I mean... You could? AI comes in all kinds of forms. It's been around practically since Eliza. What is (not) here to stay are the techbros who think every problem can be solved with LLMs. I imagine that once the bubble bursts and the LLM hype is gone, AI will go back to exactly what it was before ChatGPT came along. After all, IMO it's quite true that the AIs nobody talks about are the AIs that are actually doing good or interesting things. All of those AIs have been pushed to the backseat because LLMs have taken the driver and passenger seats, but the AIs working on cures for cancer (assuming we don't already have said cure and it just isn't profitable enough to talk about/market) for example are still being advanced.


Saying that LLMs will disappear once the financial hype desinflate is like saying that LLMs are the answer to everything.


Personally I read the GP post with more emphasis on this bit:

> What is (not) here to stay are the techbros who think every problem can be solved with LLMs.

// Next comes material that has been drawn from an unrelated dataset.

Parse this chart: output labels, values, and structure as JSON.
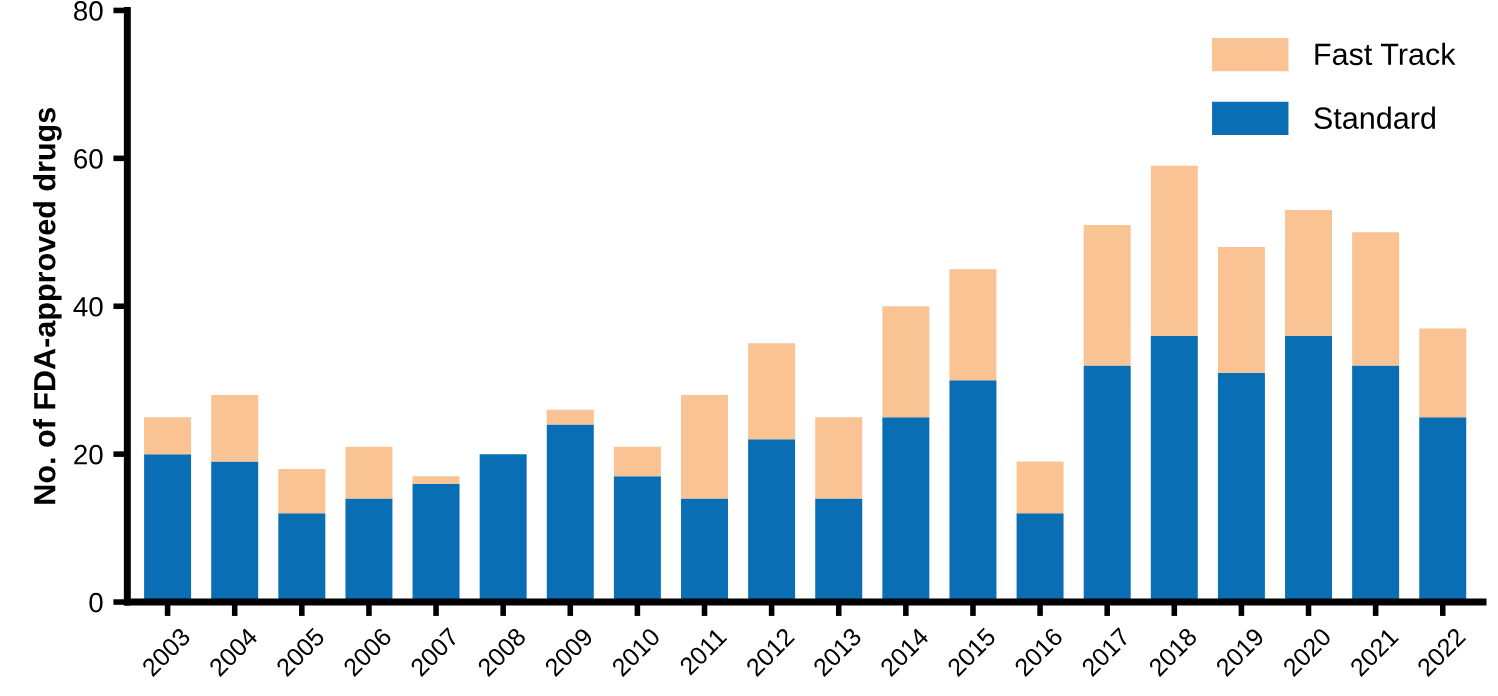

LLMs are in all likelyhood here to stay, but the scumbags doing business around them right now are hopefully going away eventually.


I agree on that part as well, but saying that AI will go back at what it was before ChatGPT came along is false. LLM will still be a standalone product and will be taken for granted. People will (maybe? hopefully?) eventually learn to use them properly and not generate tons of slop for the sake of using AI. Many "AI companies" will disappear from the face of Earth. But our reality has changed.


LLMs will not be just a standalone product. The models will continue to get embedded deep into software stacks, as they're already being today. For example, if you're using a relatively modern smartphone, you have a bunch of transformer models powering local inference for things like image recognition and classification, segmentation, autocomplete, typing suggestions, search suggestions, etc. If you're using Firefox and opted into it, you have local models used to e.g. summarize contents of a page when you long-click on a link. Etc.

LLMs are "little people on a chip", a new kind of component, capable of general problem-solving. They can be tuned and trimmed to specialize in specific classes of problems, at great reduction of size and compute requirements. The big models will be around as part of user interface, but small models are going to be increasingly showing up everywhere in computational paths, as we test out and try new use cases. There's so many low-hanging fruits to pick, we're still going to be seeing massive transformations in our computing experience, even if new model R&D stalled today.